Although he was not selected as a semifinalist, which would have allowed him a chance to win a National Merit Scholarship, he is pleased to be one of about 34,000 commended students by scoring high on the preliminary SAT/National Merit Scholarship Qualifying Test.
“I will not get a scholarship but it might look good on a resume,” he said pragmatically.
His secret to being a good student is getting the work done.
“I don’t study every day and I am not really organized, I just sort of know where things are,” he said. “But, I have self-motivation to get things done. Learning comes easy to an extent, so I don’t study all the time, but I don’t go into a test unprepared.”
Although he hasn’t decided on a university, he said he likes Samford University in Birmingham and the University of Alabama in Tuscaloosa, which he visited Monday.

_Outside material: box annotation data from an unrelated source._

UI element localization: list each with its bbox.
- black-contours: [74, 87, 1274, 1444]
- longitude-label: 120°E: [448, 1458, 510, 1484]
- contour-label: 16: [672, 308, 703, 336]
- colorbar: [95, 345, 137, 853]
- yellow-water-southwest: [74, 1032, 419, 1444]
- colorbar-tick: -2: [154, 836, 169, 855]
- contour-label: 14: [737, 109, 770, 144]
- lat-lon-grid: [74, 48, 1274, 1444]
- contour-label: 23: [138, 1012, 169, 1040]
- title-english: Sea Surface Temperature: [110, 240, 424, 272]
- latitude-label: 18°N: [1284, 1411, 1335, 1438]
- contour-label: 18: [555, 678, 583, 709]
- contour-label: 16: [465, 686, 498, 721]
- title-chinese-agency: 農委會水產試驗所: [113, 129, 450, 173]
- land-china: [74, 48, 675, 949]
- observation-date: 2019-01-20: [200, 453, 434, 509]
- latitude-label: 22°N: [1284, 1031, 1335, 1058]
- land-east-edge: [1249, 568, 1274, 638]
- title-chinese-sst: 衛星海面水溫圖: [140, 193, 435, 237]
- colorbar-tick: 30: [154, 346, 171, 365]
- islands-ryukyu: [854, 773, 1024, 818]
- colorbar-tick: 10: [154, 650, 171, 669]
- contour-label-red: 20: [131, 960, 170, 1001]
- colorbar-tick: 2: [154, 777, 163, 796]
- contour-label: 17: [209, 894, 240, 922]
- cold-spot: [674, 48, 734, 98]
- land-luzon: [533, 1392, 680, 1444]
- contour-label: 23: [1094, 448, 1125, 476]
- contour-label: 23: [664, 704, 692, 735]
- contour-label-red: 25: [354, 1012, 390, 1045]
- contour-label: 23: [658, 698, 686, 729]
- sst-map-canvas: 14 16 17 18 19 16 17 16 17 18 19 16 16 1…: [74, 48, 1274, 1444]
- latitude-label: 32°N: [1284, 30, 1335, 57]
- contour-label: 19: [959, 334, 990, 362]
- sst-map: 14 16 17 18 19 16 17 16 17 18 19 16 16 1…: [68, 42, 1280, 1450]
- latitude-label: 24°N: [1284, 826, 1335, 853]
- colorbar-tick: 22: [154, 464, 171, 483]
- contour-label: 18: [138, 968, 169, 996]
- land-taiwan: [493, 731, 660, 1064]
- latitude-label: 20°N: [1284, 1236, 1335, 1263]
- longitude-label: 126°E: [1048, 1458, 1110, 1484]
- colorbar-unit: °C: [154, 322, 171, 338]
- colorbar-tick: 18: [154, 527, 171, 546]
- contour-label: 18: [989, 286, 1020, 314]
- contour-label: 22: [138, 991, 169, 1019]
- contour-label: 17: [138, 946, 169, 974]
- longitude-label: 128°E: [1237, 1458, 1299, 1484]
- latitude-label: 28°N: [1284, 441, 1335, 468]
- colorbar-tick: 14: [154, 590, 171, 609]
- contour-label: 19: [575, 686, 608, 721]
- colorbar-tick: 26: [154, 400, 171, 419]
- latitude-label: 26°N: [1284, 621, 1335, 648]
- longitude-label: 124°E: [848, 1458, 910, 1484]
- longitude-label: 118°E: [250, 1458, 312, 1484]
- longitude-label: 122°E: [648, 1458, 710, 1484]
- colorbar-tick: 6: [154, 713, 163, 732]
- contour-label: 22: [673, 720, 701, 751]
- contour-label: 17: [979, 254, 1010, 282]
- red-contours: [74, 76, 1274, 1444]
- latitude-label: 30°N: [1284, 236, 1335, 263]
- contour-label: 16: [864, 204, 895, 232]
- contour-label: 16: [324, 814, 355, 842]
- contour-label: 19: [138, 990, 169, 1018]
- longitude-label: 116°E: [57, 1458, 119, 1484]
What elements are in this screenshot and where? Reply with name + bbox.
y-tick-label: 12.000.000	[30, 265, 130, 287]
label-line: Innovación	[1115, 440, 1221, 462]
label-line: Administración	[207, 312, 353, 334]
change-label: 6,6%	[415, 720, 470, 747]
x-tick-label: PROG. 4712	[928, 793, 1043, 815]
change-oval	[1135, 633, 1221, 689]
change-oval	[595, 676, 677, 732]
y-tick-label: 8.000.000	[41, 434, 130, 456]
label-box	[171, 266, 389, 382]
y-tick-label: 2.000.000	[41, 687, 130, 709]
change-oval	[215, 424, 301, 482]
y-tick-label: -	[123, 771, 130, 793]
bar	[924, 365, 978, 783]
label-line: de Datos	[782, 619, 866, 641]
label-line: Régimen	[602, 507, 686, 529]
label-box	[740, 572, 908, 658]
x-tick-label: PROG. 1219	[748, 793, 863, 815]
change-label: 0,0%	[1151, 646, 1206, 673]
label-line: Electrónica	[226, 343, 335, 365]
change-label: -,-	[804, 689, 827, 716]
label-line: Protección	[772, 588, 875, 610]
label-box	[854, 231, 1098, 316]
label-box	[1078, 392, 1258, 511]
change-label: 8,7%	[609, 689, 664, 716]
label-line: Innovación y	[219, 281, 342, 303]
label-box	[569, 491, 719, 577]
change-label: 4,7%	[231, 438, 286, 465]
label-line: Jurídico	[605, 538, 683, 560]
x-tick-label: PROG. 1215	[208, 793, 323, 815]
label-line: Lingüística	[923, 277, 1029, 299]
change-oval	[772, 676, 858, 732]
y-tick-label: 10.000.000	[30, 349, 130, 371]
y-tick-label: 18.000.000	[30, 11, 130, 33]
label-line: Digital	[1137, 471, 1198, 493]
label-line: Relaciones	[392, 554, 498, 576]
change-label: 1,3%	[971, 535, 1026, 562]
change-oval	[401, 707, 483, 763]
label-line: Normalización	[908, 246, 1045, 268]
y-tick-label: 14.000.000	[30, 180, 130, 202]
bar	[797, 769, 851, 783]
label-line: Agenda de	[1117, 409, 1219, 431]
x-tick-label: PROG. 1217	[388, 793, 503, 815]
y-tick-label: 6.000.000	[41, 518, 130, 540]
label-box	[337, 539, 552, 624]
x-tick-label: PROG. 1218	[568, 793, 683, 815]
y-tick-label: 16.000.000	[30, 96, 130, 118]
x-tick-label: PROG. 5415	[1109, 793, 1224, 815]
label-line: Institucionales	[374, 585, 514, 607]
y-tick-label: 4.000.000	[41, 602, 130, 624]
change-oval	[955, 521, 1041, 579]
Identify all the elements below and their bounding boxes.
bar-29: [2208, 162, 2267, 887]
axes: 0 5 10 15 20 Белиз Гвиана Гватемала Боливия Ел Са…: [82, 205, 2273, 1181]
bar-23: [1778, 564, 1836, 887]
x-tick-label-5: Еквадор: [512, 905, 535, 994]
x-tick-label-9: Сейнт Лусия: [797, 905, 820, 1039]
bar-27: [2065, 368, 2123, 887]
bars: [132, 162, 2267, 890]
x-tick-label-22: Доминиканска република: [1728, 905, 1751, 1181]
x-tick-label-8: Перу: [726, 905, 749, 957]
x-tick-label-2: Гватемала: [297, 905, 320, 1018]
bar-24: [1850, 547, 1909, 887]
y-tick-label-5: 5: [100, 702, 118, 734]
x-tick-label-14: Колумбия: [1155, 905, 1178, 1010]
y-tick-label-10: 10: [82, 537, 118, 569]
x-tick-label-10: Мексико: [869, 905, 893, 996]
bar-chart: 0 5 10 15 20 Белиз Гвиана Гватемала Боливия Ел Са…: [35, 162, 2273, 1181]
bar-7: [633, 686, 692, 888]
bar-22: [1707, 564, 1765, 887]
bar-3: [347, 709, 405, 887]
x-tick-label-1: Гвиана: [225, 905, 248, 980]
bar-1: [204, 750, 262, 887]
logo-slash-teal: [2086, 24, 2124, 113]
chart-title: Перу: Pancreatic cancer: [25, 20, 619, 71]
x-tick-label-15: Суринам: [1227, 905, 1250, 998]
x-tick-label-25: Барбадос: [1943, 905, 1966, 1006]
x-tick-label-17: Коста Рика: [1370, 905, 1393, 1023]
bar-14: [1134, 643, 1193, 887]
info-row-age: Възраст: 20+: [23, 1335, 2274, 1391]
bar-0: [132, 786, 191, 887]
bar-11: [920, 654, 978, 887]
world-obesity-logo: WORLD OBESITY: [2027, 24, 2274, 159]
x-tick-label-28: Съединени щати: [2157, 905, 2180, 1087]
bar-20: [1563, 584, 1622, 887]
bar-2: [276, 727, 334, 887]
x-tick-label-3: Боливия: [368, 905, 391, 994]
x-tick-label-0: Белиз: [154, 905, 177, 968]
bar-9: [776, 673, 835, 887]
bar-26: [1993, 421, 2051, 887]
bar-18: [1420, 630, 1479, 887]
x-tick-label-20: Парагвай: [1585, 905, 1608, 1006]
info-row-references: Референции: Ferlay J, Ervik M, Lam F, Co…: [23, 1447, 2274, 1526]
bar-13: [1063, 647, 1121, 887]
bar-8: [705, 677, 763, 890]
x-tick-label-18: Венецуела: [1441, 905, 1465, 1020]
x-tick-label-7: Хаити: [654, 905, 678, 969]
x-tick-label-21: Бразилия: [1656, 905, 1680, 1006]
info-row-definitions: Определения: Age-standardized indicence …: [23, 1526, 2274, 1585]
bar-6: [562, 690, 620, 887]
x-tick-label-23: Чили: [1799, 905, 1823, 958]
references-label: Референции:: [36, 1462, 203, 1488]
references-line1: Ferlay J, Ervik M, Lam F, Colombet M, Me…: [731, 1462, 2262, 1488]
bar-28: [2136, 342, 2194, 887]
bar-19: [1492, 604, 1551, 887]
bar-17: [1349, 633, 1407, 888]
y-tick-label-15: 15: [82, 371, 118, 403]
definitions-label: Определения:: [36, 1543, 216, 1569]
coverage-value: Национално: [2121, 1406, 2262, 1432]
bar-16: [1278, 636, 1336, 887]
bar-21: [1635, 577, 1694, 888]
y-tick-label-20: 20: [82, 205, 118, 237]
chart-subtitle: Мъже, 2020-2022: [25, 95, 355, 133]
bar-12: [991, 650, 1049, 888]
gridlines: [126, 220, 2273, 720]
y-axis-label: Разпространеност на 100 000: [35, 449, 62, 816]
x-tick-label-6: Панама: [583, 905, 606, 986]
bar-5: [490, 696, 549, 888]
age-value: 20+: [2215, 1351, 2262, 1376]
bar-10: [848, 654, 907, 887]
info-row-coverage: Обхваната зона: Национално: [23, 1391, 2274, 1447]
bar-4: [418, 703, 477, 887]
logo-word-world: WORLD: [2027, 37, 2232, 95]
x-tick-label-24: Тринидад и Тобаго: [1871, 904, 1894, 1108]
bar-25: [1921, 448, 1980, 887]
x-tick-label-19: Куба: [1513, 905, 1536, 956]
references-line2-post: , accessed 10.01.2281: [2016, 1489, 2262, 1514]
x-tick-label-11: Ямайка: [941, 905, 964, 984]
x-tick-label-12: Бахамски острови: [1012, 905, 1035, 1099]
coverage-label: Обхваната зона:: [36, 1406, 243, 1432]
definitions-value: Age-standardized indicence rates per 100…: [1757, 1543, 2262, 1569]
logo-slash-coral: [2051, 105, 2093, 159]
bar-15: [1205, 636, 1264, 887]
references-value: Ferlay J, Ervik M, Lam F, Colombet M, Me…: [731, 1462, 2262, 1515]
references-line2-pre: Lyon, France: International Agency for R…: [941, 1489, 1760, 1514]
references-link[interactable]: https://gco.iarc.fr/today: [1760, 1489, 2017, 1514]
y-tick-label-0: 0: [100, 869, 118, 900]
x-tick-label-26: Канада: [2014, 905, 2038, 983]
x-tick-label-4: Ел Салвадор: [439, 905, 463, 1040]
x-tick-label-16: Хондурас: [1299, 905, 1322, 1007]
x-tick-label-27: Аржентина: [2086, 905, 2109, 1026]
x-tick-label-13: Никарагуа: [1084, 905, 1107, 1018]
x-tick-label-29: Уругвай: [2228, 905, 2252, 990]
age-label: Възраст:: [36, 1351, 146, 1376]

His brother, Sean, is studying accounting at Auburn University. His father, Jeff, works for the Tennessee Valley Authority, and his mother, Stephanie, works at Dynetics weapons research and development in Huntsville.
“I’d like to study English and I want to be a teacher of some kind,” Fenton said.
He is also a member of Beta Club, National Honor Society and Latin Club.
“I took Latin last year because I had to have a foreign language credit, and I thought it could help me understand more about the derivation of words,” he explained. “Plus everybody else took Spanish and French, and Latin was new.”
By midafternoon Tuesday, Fenton had not yet told his parents about his commendation letter. He figured he’d tell them when he got home.